Poppy Z. Brite
In an old car rocking down a North Carolina highway with the radio on so loud you can’t hear the music… Behind a dusty Georgia carny show… In a mausoleum in Baton Rouge, or in an alley in Calcutta… Here wanderers come to rest, the lost and lonely press their bodies up against each other, the heat rises, flesh yields, bones are barred, blood spills. This is the landscape of today’s most brilliant young horror writer, Poppy Z. Brite. Now, in a collection that sings like cutting edge rock n’ roll and shows the deft touch of a master storyteller, Poppy Z. Brite weaves her unique spell of the erotic, the frightening, and the forbidden…
Early on, Poppy Z. Brite’s style of modern Southern Gothic horror rivaled that of fellow New Orleans dweller Anne Rice, but never seemed to find as big a reader base. Which is a shame, as during Brite’s horror period presented stories that didn’t shock you so much as it slithered over your skin and burrowed deep into your brain like a parasite that slowy made you go insane. Yeah, it was that kind of horror fiction.
This collection of short stories began life in the UK under the title Swamp Foetus. Although it’s the third publication for the author, it’s worth noting that the stories are early works, written between 1986 and 1992. With them, you can see the progression of the writing style that would eventually typify the full-length novels.

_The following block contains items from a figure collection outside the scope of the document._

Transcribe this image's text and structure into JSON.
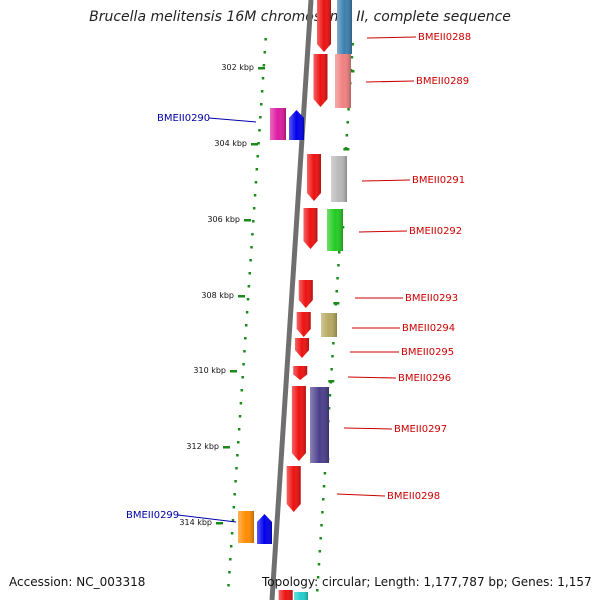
{
  "title": "Brucella melitensis 16M chromosome II, complete sequence",
  "footer": {
    "accession": "Accession: NC_003318",
    "stats": "Topology: circular; Length: 1,177,787 bp; Genes: 1,157"
  },
  "ticks": [
    "302 kbp",
    "304 kbp",
    "306 kbp",
    "308 kbp",
    "310 kbp",
    "312 kbp",
    "314 kbp"
  ],
  "colors": {
    "backbone": "#888888",
    "tick_dots": "#1a8a1a",
    "forward_label": "#cc0000",
    "reverse_label": "#0000aa"
  },
  "genes": [
    {
      "id": "BMEII0288",
      "strand": "forward",
      "color": "#3d7fb0"
    },
    {
      "id": "BMEII0289",
      "strand": "forward",
      "color": "#f08080"
    },
    {
      "id": "BMEII0290",
      "strand": "reverse",
      "color": "#dd1aa0"
    },
    {
      "id": "BMEII0291",
      "strand": "forward",
      "color": "#b8b8b8"
    },
    {
      "id": "BMEII0292",
      "strand": "forward",
      "color": "#22cc22"
    },
    {
      "id": "BMEII0293",
      "strand": "forward",
      "color": "#ee1111"
    },
    {
      "id": "BMEII0294",
      "strand": "forward",
      "color": "#b5a860"
    },
    {
      "id": "BMEII0295",
      "strand": "forward",
      "color": "#ee1111"
    },
    {
      "id": "BMEII0296",
      "strand": "forward",
      "color": "#ee1111"
    },
    {
      "id": "BMEII0297",
      "strand": "forward",
      "color": "#4b3f8c"
    },
    {
      "id": "BMEII0298",
      "strand": "forward",
      "color": "#ee1111"
    },
    {
      "id": "BMEII0299",
      "strand": "reverse",
      "color": "#ff8c00"
    }
  ]
}
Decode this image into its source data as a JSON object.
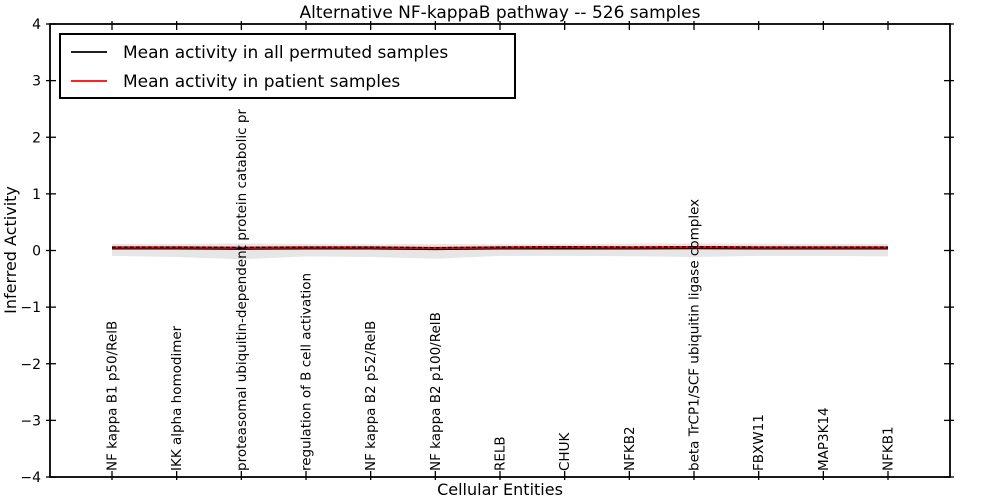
{
  "chart_data": {
    "type": "line",
    "title": "Alternative NF-kappaB pathway -- 526 samples",
    "xlabel": "Cellular Entities",
    "ylabel": "Inferred Activity",
    "ylim": [
      -4,
      4
    ],
    "y_ticks": [
      4,
      3,
      2,
      1,
      0,
      -1,
      -2,
      -3,
      -4
    ],
    "y_tick_labels": [
      "4",
      "3",
      "2",
      "1",
      "0",
      "−1",
      "−2",
      "−3",
      "−4"
    ],
    "grid": false,
    "legend_position": "upper left",
    "categories": [
      "NF kappa B1 p50/RelB",
      "IKK alpha homodimer",
      "proteasomal ubiquitin-dependent protein catabolic pr",
      "regulation of B cell activation",
      "NF kappa B2 p52/RelB",
      "NF kappa B2 p100/RelB",
      "RELB",
      "CHUK",
      "NFKB2",
      "beta TrCP1/SCF ubiquitin ligase complex",
      "FBXW11",
      "MAP3K14",
      "NFKB1"
    ],
    "legend": [
      {
        "label": "Mean activity in all permuted samples",
        "color": "#000000",
        "line_style": "solid"
      },
      {
        "label": "Mean activity in patient samples",
        "color": "#ff0000",
        "line_style": "solid"
      }
    ],
    "series": [
      {
        "name": "Mean activity in all permuted samples",
        "color": "#000000",
        "line_style": "solid",
        "width": 1.5,
        "values": [
          0.03,
          0.03,
          0.025,
          0.03,
          0.03,
          0.02,
          0.03,
          0.03,
          0.03,
          0.035,
          0.03,
          0.03,
          0.03
        ]
      },
      {
        "name": "Mean activity in patient samples",
        "color": "#ff0000",
        "line_style": "solid",
        "width": 2.2,
        "values": [
          0.055,
          0.055,
          0.05,
          0.055,
          0.055,
          0.045,
          0.055,
          0.06,
          0.055,
          0.06,
          0.055,
          0.055,
          0.055
        ]
      },
      {
        "name": "dashed overlay on patient mean",
        "color": "#000000",
        "line_style": "dashed",
        "width": 1.3,
        "values": [
          0.06,
          0.06,
          0.055,
          0.06,
          0.06,
          0.05,
          0.06,
          0.065,
          0.06,
          0.065,
          0.06,
          0.06,
          0.06
        ]
      }
    ],
    "band": {
      "name": "permuted samples spread band",
      "color": "#e6e6e6",
      "upper": [
        0.115,
        0.115,
        0.125,
        0.115,
        0.11,
        0.115,
        0.11,
        0.115,
        0.12,
        0.125,
        0.12,
        0.115,
        0.115
      ],
      "lower": [
        -0.095,
        -0.115,
        -0.155,
        -0.105,
        -0.115,
        -0.145,
        -0.095,
        -0.095,
        -0.1,
        -0.115,
        -0.095,
        -0.095,
        -0.105
      ]
    }
  }
}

Of note, there are a couple of stories here–“Angels” and “How to Get Ahead in New York”, the later of which is quite the black comedy pun–that feature the appearance of Steve and Ghost, characters that are familiar to those who have read Lost Souls and Drawing Blood, and since I read Lost Souls before rescuing Wormwood from the Goodwill I spotted this in, it was a bit of a squee on my part. Yeah, I admit it. This is also the first place I read the now-classic zombie story “Calcutta, Lord of Nerves” (if one is to judge “classic” standing by how many times it’s been included in other anthologies).
Overall, Wormwood (as is the version I got, in mass-market paperback) was a very engrossing collection of early short dark fantasy fiction by Poppy Z. Brite. It shows the flashes of brilliance the author would unleash on future novels; if you happen to come across this, pick it up and curl up for a few hours of creeping horror goodness.